Regardless, stipulate the guards’ ejections of the students was a mistake. That wasn’t all that the Museum personnel did to these students. Per Jordan Sekulow of the American Center for Law and Justice, which is representing the students,

The museum staff mocked the students, called them expletives, and made comments that the museum was a “neutral zone” where they could not express such statements[.]

That behavior was not a mistake; it was deliberately done. Why aren’t the guards being punished for that?

It looks like the Smithsonian, under current management, isn’t worth the moneys committed to supporting it.

‘Twarn’t Me

President Joe Biden (D), in a backhanded acknowledgment that classified documents in his possession got mishandled as he left office in January 2017, now is blaming his staff for the…error.

One of the things that happened is that what was not done well is, as they packed up my offices to move them, they didn’t do the kind of job that should have been done, to go thoroughly through every single piece of literature that’s there. To the best of my knowledge, the kind of things they picked up are things, they’re from 1974, stray papers. There may be something else, I don’t know.”

Couple things about that. One is that it was Biden’s office, not theirs; it was his responsibility to see that the packing was done properly. That’s not a responsibility he can pass off onto others.

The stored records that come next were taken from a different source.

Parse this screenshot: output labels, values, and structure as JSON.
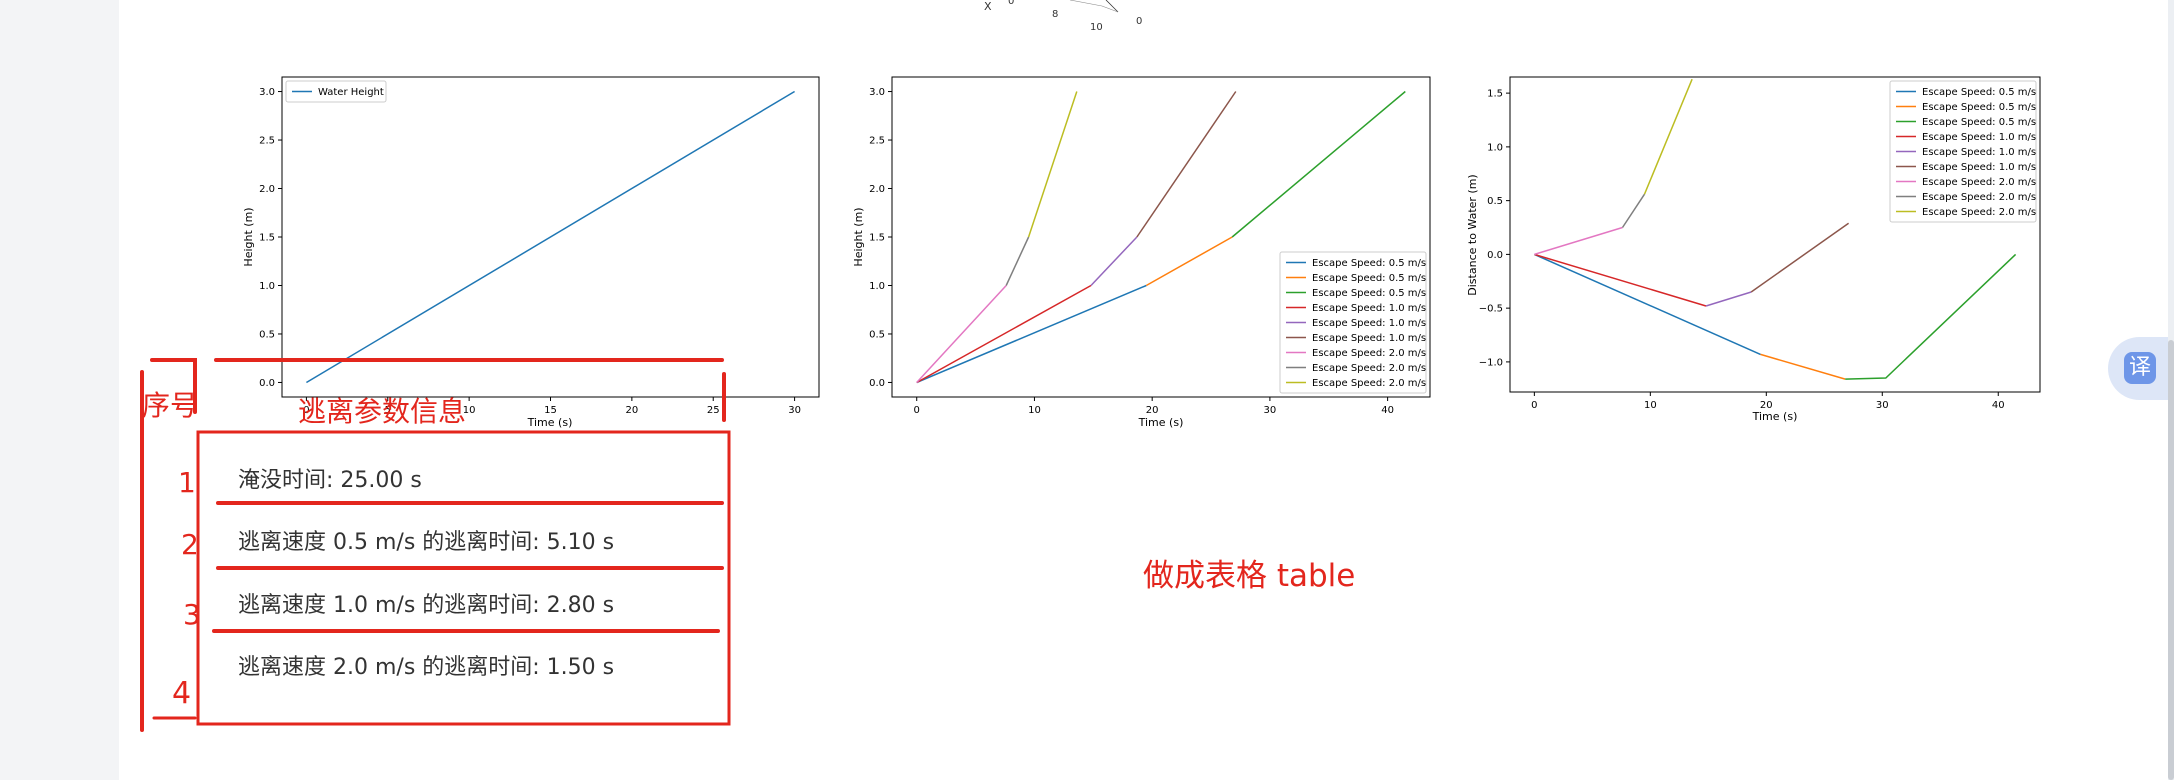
{
  "top_fragment": {
    "labels": [
      "X",
      "0",
      "8",
      "10",
      "0"
    ]
  },
  "charts": [
    {
      "type": "line",
      "xlabel": "Time (s)",
      "ylabel": "Height (m)",
      "xlim": [
        -1.5,
        31.5
      ],
      "ylim": [
        -0.15,
        3.15
      ],
      "xticks": [
        0,
        5,
        10,
        15,
        20,
        25,
        30
      ],
      "yticks": [
        0.0,
        0.5,
        1.0,
        1.5,
        2.0,
        2.5,
        3.0
      ],
      "ytick_labels": [
        "0.0",
        "0.5",
        "1.0",
        "1.5",
        "2.0",
        "2.5",
        "3.0"
      ],
      "legend_location": "upper-left",
      "series": [
        {
          "name": "Water Height",
          "color": "#1f77b4",
          "x": [
            0,
            30
          ],
          "y": [
            0.0,
            3.0
          ]
        }
      ]
    },
    {
      "type": "line",
      "xlabel": "Time (s)",
      "ylabel": "Height (m)",
      "xlim": [
        -2.1,
        43.6
      ],
      "ylim": [
        -0.15,
        3.15
      ],
      "xticks": [
        0,
        10,
        20,
        30,
        40
      ],
      "yticks": [
        0.0,
        0.5,
        1.0,
        1.5,
        2.0,
        2.5,
        3.0
      ],
      "ytick_labels": [
        "0.0",
        "0.5",
        "1.0",
        "1.5",
        "2.0",
        "2.5",
        "3.0"
      ],
      "legend_location": "lower-right",
      "series": [
        {
          "name": "Escape Speed: 0.5 m/s",
          "color": "#1f77b4",
          "x": [
            0,
            19.5
          ],
          "y": [
            0.0,
            1.0
          ]
        },
        {
          "name": "Escape Speed: 0.5 m/s",
          "color": "#ff7f0e",
          "x": [
            19.5,
            26.8
          ],
          "y": [
            1.0,
            1.5
          ]
        },
        {
          "name": "Escape Speed: 0.5 m/s",
          "color": "#2ca02c",
          "x": [
            26.8,
            41.5
          ],
          "y": [
            1.5,
            3.0
          ]
        },
        {
          "name": "Escape Speed: 1.0 m/s",
          "color": "#d62728",
          "x": [
            0,
            14.8
          ],
          "y": [
            0.0,
            1.0
          ]
        },
        {
          "name": "Escape Speed: 1.0 m/s",
          "color": "#9467bd",
          "x": [
            14.8,
            18.7
          ],
          "y": [
            1.0,
            1.5
          ]
        },
        {
          "name": "Escape Speed: 1.0 m/s",
          "color": "#8c564b",
          "x": [
            18.7,
            27.1
          ],
          "y": [
            1.5,
            3.0
          ]
        },
        {
          "name": "Escape Speed: 2.0 m/s",
          "color": "#e377c2",
          "x": [
            0,
            7.6
          ],
          "y": [
            0.0,
            1.0
          ]
        },
        {
          "name": "Escape Speed: 2.0 m/s",
          "color": "#7f7f7f",
          "x": [
            7.6,
            9.5
          ],
          "y": [
            1.0,
            1.5
          ]
        },
        {
          "name": "Escape Speed: 2.0 m/s",
          "color": "#bcbd22",
          "x": [
            9.5,
            13.6
          ],
          "y": [
            1.5,
            3.0
          ]
        }
      ]
    },
    {
      "type": "line",
      "xlabel": "Time (s)",
      "ylabel": "Distance to Water (m)",
      "xlim": [
        -2.1,
        43.6
      ],
      "ylim": [
        -1.28,
        1.65
      ],
      "xticks": [
        0,
        10,
        20,
        30,
        40
      ],
      "yticks": [
        -1.0,
        -0.5,
        0.0,
        0.5,
        1.0,
        1.5
      ],
      "ytick_labels": [
        "−1.0",
        "−0.5",
        "0.0",
        "0.5",
        "1.0",
        "1.5"
      ],
      "legend_location": "upper-right",
      "series": [
        {
          "name": "Escape Speed: 0.5 m/s",
          "color": "#1f77b4",
          "x": [
            0,
            19.5
          ],
          "y": [
            0.0,
            -0.93
          ]
        },
        {
          "name": "Escape Speed: 0.5 m/s",
          "color": "#ff7f0e",
          "x": [
            19.5,
            26.8
          ],
          "y": [
            -0.93,
            -1.16
          ]
        },
        {
          "name": "Escape Speed: 0.5 m/s",
          "color": "#2ca02c",
          "x": [
            26.8,
            30.3,
            41.5
          ],
          "y": [
            -1.16,
            -1.15,
            0.0
          ]
        },
        {
          "name": "Escape Speed: 1.0 m/s",
          "color": "#d62728",
          "x": [
            0,
            14.8
          ],
          "y": [
            0.0,
            -0.48
          ]
        },
        {
          "name": "Escape Speed: 1.0 m/s",
          "color": "#9467bd",
          "x": [
            14.8,
            18.7
          ],
          "y": [
            -0.48,
            -0.35
          ]
        },
        {
          "name": "Escape Speed: 1.0 m/s",
          "color": "#8c564b",
          "x": [
            18.7,
            27.1
          ],
          "y": [
            -0.35,
            0.29
          ]
        },
        {
          "name": "Escape Speed: 2.0 m/s",
          "color": "#e377c2",
          "x": [
            0,
            7.6
          ],
          "y": [
            0.0,
            0.25
          ]
        },
        {
          "name": "Escape Speed: 2.0 m/s",
          "color": "#7f7f7f",
          "x": [
            7.6,
            9.5
          ],
          "y": [
            0.25,
            0.56
          ]
        },
        {
          "name": "Escape Speed: 2.0 m/s",
          "color": "#bcbd22",
          "x": [
            9.5,
            13.6
          ],
          "y": [
            0.56,
            1.63
          ]
        }
      ]
    }
  ],
  "annotations": {
    "header_seq": "序号",
    "header_info": "逃离参数信息",
    "row_numbers": [
      "1",
      "2",
      "3",
      "4"
    ],
    "rows": [
      "淹没时间: 25.00 s",
      "逃离速度 0.5 m/s 的逃离时间: 5.10 s",
      "逃离速度 1.0 m/s 的逃离时间: 2.80 s",
      "逃离速度 2.0 m/s 的逃离时间: 1.50 s"
    ],
    "note": "做成表格 table",
    "translate_label": "译"
  },
  "colors": {
    "annotation_red": "#e3261d",
    "gutter": "#f3f4f6",
    "translate_button": "#6e96e8"
  }
}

The other thing, the larger thing, is why Biden still had those classified documents still in his possession at that late date? Why hadn’t he already returned them, signed them back into their vault?

And: now he’s saying he might still have classified documents from as far back as 1974? Might? Doesn’t he know?

Whatever. Those will be somebody else’s fault, too.

It Takes a Village?

One is trying to come for the children of Idaho (among other places).

School districts throughout Idaho have been adopting policies to keep parents in the dark about their children’s gender identity and sexual orientation at the instruction of the Idaho School Boards Association (ISBA), according to school district policies and email correspondence obtained through FOIA requests by Parents Defending Education, which were shared with Fox News Digital.
Policies adopted on “Gender Identity and Sexual Orientation” in the Buhl, Challis, Marsh Valley, Middleton, and Wilder school districts say an employee could be demoted or even fired for violating a student’s confidentiality on LGBTQ issues.

The village will raise our children; all we parents are for is getting children for village use.

No, it doesn’t take a village to use raise our children. It takes parents, ideally, two of them, to raise our children, and it takes parents to bring our children to the moral and religious state that John Adams so rightly said our republic desperately needs for survival.